Tom Smith’s Defense of Israel

This is very well done:

. . . The people fighting Israel now say, shamelessly, that their goal is the destruction of Israel, and you know, in their cups, they would avow they would love to see every last Jew dead. That is who they are. And wanting some place with a wall around it and plenty of guns to protect yourself from such people is a mistake?

If I ever would have thought it was, the smoking hole in Manhattan filled with human ashes convinced me otherwise. Israel was and is a collective act of self-defense by the Jewish people , perhaps the most well justified act of self-defense in the history of the planet, which Europe, in an untoward moment of decency, somehow let slip by. But if it was a mistake, it was of the best kind, and Europe and the Arabs should now have to live with it. If the existence of Israel bothers the Arab nations so much, they can distract themselves by trying to build even one country that is not a pit of tyranny and medieval barbarism. But of course, now the idea seems to be that the whole rest of the world should be brought down to that level, one planeful full of innocents at a time. Richard Cohen and the rest of us need to face it — we are all Israelis now.

Worth reading in full.

5 thoughts on “Tom Smith’s Defense of Israel”

  1. Just for kicks, I looked over a few of Richard Cohens opinion pieces to get a flavor for his ideas and ideology. Here’re a few illuminating excerpts:

    During the Jim Crow era, many American communists fiercely fought racism. This is a fact.

    ~ Opening line to his article “No, It’s Not Anti-Semtic.” No, seriously, I’m not kidding. At least we now know where his ideology lies and to whom he looks for inspiration and moral guidance; communists. Strike one Rich. Then there’s this:

    After he resigned as Israel’s prime minister in 1983, Menachem Begin became a recluse. Much had gone wrong in his life, including the death of his wife, but he was also being blamed for Israel’s invasion and occupation of southern Lebanon — a quagmire in the making. He sunk into a depression. In contrast, American leaders in similar circumstances issue chirpy statements and write nonsense op-ed articles about Iraq. It is enough to make everyone else depressed.

    ~ From “Our Leaders Depressing Optimism.” Classic defeatism of the hard-core lefty. I’ll bet he misses Jimmy Carter really badly right about now. Then there’re a series of articles which don’t even need to browsed, you already know what’s in them: A) Vietnam’s Forgotten Lessons B) Terror Alert: Severe Risk of Hype C) Culpability Deficit Disorder.

    I don’t think we’re dealing with an intellectual giant here. Or, if this is what passes for an intellectual giant on the left these days, it’s no wonder they’re out of ideas.

  2. Cohen’s column is poorly reasoned in a way that I think is typical for him. He makes some reasonable observations, but his central assumption — Muslims would not fight if Israel did not exist — is probably invalid. I suppose he is begging the question too. But never mind. I think Smith’s argument stands on its own.

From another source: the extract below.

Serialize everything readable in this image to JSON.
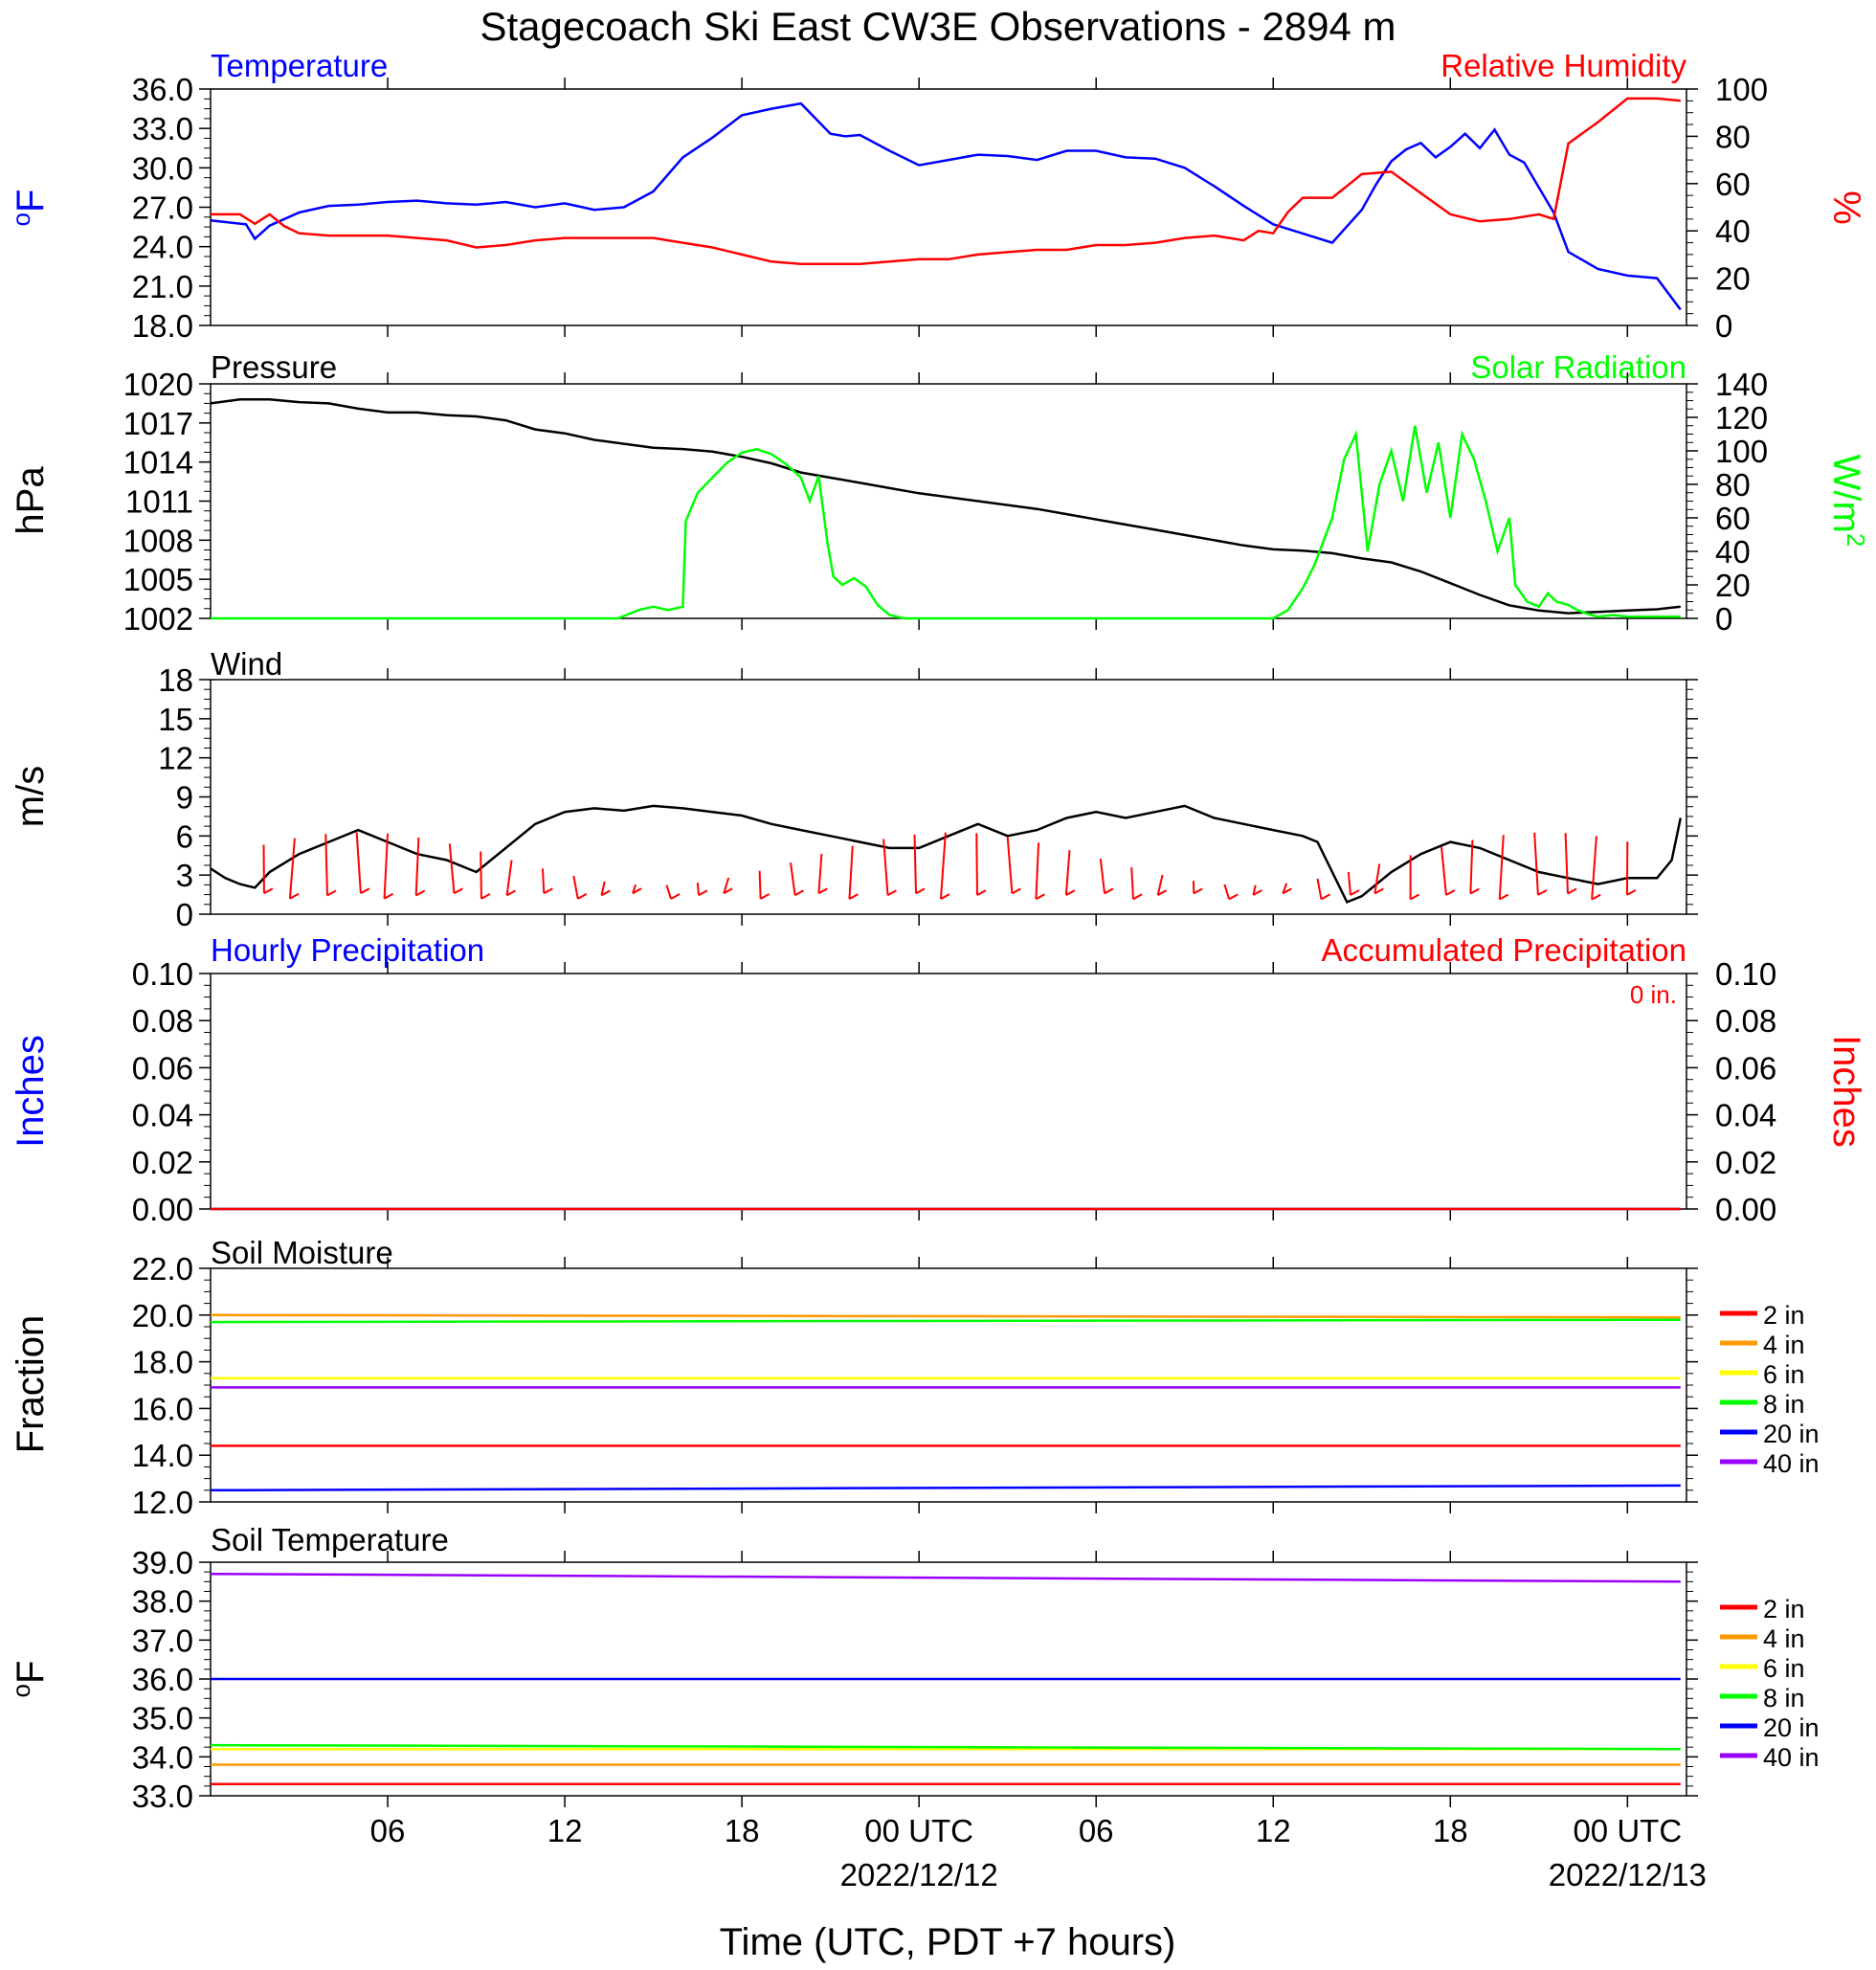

  3. Jonathan, I’ve always found the “Muslims only fight because of Israel” line hard to swallow. It doesn’t explain Muslim on non-muslim violence in India, Thailand, the Philipines, the sudan, nigeria… I think there are a couple other indo-chinese countries we can add to the list as well, (indonesia?) And how about muslim terrorism in Chechnya and Bosnia/Albania? Those people may have valid gripes with Russia and the serbs, respectively, but does they still use the same terrorist style-tactics that almost unique to islamic terrorism. Oh, and how about Iraq? Was Al Kada blowing up muslims by the hundreds because of Israel?

    The use of Israel as an excuse is a red herring. On the bright side, the uptick in muslim terrorism worldwide is helping people figure this out.

  4. Obviously, this is not “state-sponsored” as were deaths in the concentration camps, the gulags, the killing fields. Nonetheless, muslim on muslim violence is clearly where the numbers of deaths are mounting. And, in a way, we always come back to that chart from the Nov 2003 Atlantic Monthly, with its pastels that compare “state-sponsored killings” with “battlefield deaths.” That we destroy our “own” may seem counterintuitive, but then most police would argue the most dangerous calls are domestic ones and families tend to be the first suspects.